Patients with T2DM and optimal glycaemic control showed a higher prevalence of hypertension. Our study specifically excluded patients with uncontrolled hypertension, left ventricular hypertrophy or renal disease. This fact may possibly explain the lack of association between hypertension and CMD in our study, since the blunting of endothelium-independent CFR and dependent CBF in hypertension is associated with left ventricular hypertrophy [2225]. Also, those patients were more frequently treated with drugs that have shown to improve endothelial function [2628].

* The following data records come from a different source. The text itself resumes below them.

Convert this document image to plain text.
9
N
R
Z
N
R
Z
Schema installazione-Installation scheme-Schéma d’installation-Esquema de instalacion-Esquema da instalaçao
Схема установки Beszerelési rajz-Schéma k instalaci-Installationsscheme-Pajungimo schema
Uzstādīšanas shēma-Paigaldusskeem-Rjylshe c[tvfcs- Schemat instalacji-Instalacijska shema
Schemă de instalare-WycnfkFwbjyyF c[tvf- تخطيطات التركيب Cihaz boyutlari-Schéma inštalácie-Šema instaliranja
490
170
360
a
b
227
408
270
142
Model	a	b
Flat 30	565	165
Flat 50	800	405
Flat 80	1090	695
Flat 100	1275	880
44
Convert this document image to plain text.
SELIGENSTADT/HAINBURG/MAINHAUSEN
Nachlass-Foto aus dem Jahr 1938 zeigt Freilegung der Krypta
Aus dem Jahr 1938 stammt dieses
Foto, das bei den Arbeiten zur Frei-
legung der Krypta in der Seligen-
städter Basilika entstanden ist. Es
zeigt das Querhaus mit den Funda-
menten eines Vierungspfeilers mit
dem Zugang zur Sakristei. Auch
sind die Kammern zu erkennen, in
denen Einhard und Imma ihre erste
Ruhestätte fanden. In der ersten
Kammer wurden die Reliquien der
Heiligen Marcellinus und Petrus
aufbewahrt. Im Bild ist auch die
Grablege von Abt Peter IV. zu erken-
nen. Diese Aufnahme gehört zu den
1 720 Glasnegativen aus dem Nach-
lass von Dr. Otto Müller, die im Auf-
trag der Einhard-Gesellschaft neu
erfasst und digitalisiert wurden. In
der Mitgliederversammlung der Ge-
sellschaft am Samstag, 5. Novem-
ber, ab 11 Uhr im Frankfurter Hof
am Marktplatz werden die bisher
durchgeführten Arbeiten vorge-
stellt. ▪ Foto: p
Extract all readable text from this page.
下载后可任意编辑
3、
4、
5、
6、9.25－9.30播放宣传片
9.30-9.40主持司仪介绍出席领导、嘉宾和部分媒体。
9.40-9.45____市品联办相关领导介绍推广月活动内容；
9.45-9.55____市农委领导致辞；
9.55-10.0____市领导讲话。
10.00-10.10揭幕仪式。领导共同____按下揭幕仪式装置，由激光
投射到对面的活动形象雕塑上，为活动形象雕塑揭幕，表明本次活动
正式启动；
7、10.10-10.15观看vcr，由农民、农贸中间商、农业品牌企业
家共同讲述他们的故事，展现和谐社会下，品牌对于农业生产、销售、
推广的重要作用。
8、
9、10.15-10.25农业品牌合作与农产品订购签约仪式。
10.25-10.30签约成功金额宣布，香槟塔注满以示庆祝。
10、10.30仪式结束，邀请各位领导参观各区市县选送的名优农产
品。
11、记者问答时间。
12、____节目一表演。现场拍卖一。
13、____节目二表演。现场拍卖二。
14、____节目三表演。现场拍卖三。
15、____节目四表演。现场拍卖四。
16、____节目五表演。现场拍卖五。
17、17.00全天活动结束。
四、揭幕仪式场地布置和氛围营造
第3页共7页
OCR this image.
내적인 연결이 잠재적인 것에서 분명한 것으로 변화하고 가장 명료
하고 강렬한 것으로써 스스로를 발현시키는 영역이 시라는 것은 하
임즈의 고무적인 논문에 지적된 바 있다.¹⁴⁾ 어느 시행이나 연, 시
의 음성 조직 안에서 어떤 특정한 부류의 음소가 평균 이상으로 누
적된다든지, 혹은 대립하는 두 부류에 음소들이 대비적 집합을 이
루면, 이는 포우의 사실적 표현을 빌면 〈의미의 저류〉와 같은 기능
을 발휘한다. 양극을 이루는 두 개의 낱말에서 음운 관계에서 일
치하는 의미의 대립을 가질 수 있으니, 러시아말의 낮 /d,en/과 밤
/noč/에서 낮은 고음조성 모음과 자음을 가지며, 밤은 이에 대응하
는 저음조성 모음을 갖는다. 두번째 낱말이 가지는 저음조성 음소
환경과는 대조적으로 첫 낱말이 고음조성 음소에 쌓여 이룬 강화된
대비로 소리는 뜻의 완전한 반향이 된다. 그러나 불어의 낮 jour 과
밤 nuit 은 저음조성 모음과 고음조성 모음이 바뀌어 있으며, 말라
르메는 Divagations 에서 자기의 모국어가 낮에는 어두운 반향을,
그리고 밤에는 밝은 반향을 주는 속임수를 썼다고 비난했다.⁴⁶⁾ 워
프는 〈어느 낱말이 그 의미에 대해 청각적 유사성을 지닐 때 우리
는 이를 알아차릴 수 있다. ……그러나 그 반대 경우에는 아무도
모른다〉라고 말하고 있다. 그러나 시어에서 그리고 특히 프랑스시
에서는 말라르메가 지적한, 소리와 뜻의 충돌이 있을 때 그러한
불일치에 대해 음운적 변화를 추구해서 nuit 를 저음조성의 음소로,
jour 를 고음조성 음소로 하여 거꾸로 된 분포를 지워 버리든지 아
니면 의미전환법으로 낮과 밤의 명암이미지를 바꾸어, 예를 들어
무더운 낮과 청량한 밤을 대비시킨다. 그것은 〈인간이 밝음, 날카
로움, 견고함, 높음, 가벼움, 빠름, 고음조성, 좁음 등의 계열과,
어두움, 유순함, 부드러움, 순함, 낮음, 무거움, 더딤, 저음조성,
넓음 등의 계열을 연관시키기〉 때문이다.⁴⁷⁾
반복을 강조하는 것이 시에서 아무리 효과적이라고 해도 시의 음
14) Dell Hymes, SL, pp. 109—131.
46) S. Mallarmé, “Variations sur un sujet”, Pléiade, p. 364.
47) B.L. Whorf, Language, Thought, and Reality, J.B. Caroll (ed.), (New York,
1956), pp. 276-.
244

Our data argue against different prevalence of CMD between T2DM patients with an optimal vs. poor glycaemic control based on the current guidelines recommendations of HbA1c < 7 %. The present study evaluated only the effect of chronic sustained hyperglycemia through a single measurement of HbA1c at the time of catheterization, an accepted reliable marker of the overall exposure integrating fasting, postprandial glycaemic state [29] and mean plasma glucose level [30]. Previous studies have addressed the limited value of the assessment of HbA1c variability [31] while others have emphasized the role of acute glycaemic fluctuations from peaks to nadir as a cause of excessive protein glycation, activations of oxidative stress [32] and ED in DM patients [33]. Our study would be in accordance with this reported evidence supporting that in order to reduce coronary micro vascular complications the target for an optimal glycaemic control should be improved and new ones should be identified [3, 29, 34]. Measures could possibly include reduction of glycaemic variability through self-monitored blood glucose, real time continuous glucose monitoring or the use of new drugs like incretins, with proposed but yet unproven glucose-independent beneficial effects on the endothelium and CV outcomes [3537]. However, an individualized approach with careful consideration not only to glycaemic control but also to a comprehensive vascular [16] and endothelial health as the final pathway of any possible injury may be necessary to perform successful intervention strategies in T2DM patients. The assessment of ED through peripheral and/or direct coronary measurement in T2DM patients would be therefore a unique tool to obtain that important information about individual patient risk and vulnerability.

Limitations

The study population comprises T2DM patients with chest pain suspected of cardiac ischemia who were referred for coronary angiography to a tertiary referral center by an independent cardiologist. Therefore the prevalence, severity and reversibility of CMD may be different to other T2DM patients without chest pain. Specifically, our results could not be generalized to diabetes patients with significant CAD, and those with depressed LV function and/or LVH who were excluded in our study. Second, the study was a cross sectional design and does not allow longitudinal study of the effect of glycaemic control on endothelial function. Third, our negative findings may be related to statistical power. However, the confidence intervals for the mean differences in CFR and CBF%Ach between the two groups seem to rule out large differences. Fourth, despite the retrospective nature of our analysis, the collection at the time of catheterization of clinical, laboratory and the direct measurement of CMD was prospectively recorded with a carefully planned protocol that minimized missing and/or error values. The role of new drugs for glycaemic control as well as the effect of a sustained optimal HbA1c level along with glycaemic fluctuations in the long-term is out of the scope of any retrospective analysis and should be clarified in future prospective studies.

Conclusion

The current study demonstrates that in patients with T2DM with preserved left ventricular function but not coronary artery disease or left ventricular hypertrophy, appropriate glycaemic control does not predict a better microvascular endothelial function. The results may explain the discrepancy between glycaemic control and cardiac events and suggest that vascular function may serve as a therapeutic target in patients with DM.